Polypharmacy has become common place and the stark evidence is that we now have three times more people taking ten-or-more drugs than was the case in the late 1990s. The reasons for this are complex; many more people take preventative drugs for things like high blood pressure and lipid-lowering; we have a plethora of guidelines urging us to use treatments, and there are an increasing number of drugs available. Perhaps the biggest issue now and in the future is the sheer number of people in middle age who are getting older and frailer and carrying many diseases into old age – the so-called ‘multimorbidity challenge’.
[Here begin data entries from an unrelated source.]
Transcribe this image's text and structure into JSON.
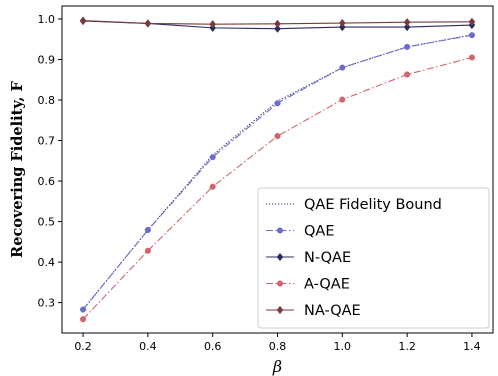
{
  "chart_data": {
    "type": "line",
    "xlabel": "β",
    "ylabel": "Recovering Fidelity, F",
    "x": [
      0.2,
      0.4,
      0.6,
      0.8,
      1.0,
      1.2,
      1.4
    ],
    "x_ticks": [
      "0.2",
      "0.4",
      "0.6",
      "0.8",
      "1.0",
      "1.2",
      "1.4"
    ],
    "y_ticks": [
      "0.3",
      "0.4",
      "0.5",
      "0.6",
      "0.7",
      "0.8",
      "0.9",
      "1.0"
    ],
    "xlim": [
      0.135,
      1.465
    ],
    "ylim": [
      0.225,
      1.032
    ],
    "grid": false,
    "legend_position": "lower-right",
    "series": [
      {
        "name": "QAE Fidelity Bound",
        "values": [
          0.283,
          0.479,
          0.664,
          0.797,
          0.88,
          0.931,
          0.961
        ],
        "color": "#2f2f7a",
        "style": "dotted",
        "marker": "none"
      },
      {
        "name": "QAE",
        "values": [
          0.283,
          0.479,
          0.659,
          0.792,
          0.88,
          0.931,
          0.96
        ],
        "color": "#6b6bd0",
        "style": "dashdot",
        "marker": "circle"
      },
      {
        "name": "N-QAE",
        "values": [
          0.995,
          0.989,
          0.978,
          0.976,
          0.98,
          0.98,
          0.985
        ],
        "color": "#2a2a60",
        "style": "solid",
        "marker": "diamond"
      },
      {
        "name": "A-QAE",
        "values": [
          0.259,
          0.428,
          0.586,
          0.711,
          0.801,
          0.863,
          0.905
        ],
        "color": "#d1636a",
        "style": "dashdot",
        "marker": "circle"
      },
      {
        "name": "NA-QAE",
        "values": [
          0.996,
          0.989,
          0.987,
          0.988,
          0.99,
          0.992,
          0.993
        ],
        "color": "#7a3a3a",
        "style": "solid",
        "marker": "diamond"
      }
    ]
  }
}
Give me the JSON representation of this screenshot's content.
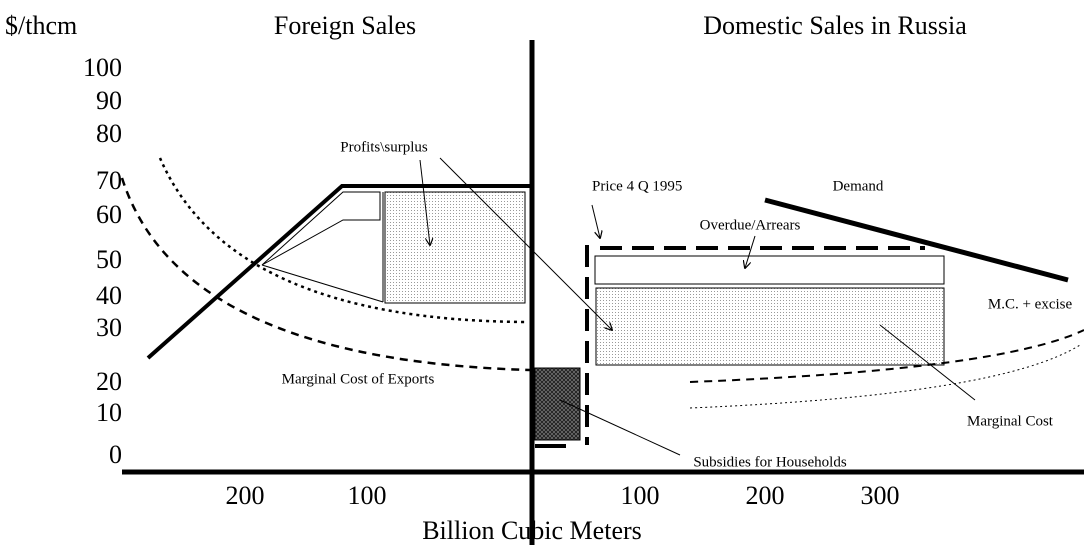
{
  "header": {
    "unit": "$/thcm",
    "left_title": "Foreign Sales",
    "right_title": "Domestic Sales in Russia"
  },
  "y_axis": {
    "labels": [
      "100",
      "90",
      "80",
      "70",
      "60",
      "50",
      "40",
      "30",
      "20",
      "10",
      "0"
    ]
  },
  "x_axis": {
    "labels": [
      "200",
      "100",
      "100",
      "200",
      "300"
    ],
    "title": "Billion Cubic Meters"
  },
  "annotations": {
    "profits": "Profits\\surplus",
    "price": "Price 4 Q 1995",
    "demand": "Demand",
    "overdue": "Overdue/Arrears",
    "mc_excise": "M.C. + excise",
    "mc_exports": "Marginal Cost of Exports",
    "mc": "Marginal Cost",
    "subsidies": "Subsidies for Households"
  }
}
Polypharmacy is a necessary evil for many of these people and drugs can be used to reduce symptoms and potentially increase longevity. However, this does mean that we need to get smart and change the way we practice. Giving people lots of medicines can disrupt their lives and create a burden of medicines taking; something we may impose on them without thinking. The likely result is that medicines are not taken ‘as the doctor ordered’. This means we need to rationalise regimes and try to determine which medicines are essential and give best ‘bangs for the buck’. Shared decision making and medicines optimisation comes to the fore, alongside the enhanced role of practice pharmacists. Polypharmacy can do harm by causing drug interactions and guidelines rarely recognise this but see diseases from the blinkered perspective of the single disease. We need better guidelines which cater for common co-morbidities – something that NICE is working on. We need better, pragmatic research that looks at outcomes from drugs in older people with complex disease – research that is rarely done by drug companies. We need tools that help us rationalise drug choices – for example, the PINCER indicators that highlight unsafe prescribing.

Perhaps the biggest challenge is that we need to reconsider how general practice is organised. For medication reviews, and reconciliation of medicines when patients move between hospitals, home and other care settings, we need to work much more closely with our pharmacist colleagues and recognise their skills in supporting medicines use. Personal care with continuity provided by a named doctor becomes very important, alas something that has waned with the increasing workload of general practice. As our population ages, we really need more GPs and more resources feeding into community care, but this may be pie in the sky at a time when politicians, the media and the public seem much more interested in technological advances and the cutting edge of new medicines used in specialist settings.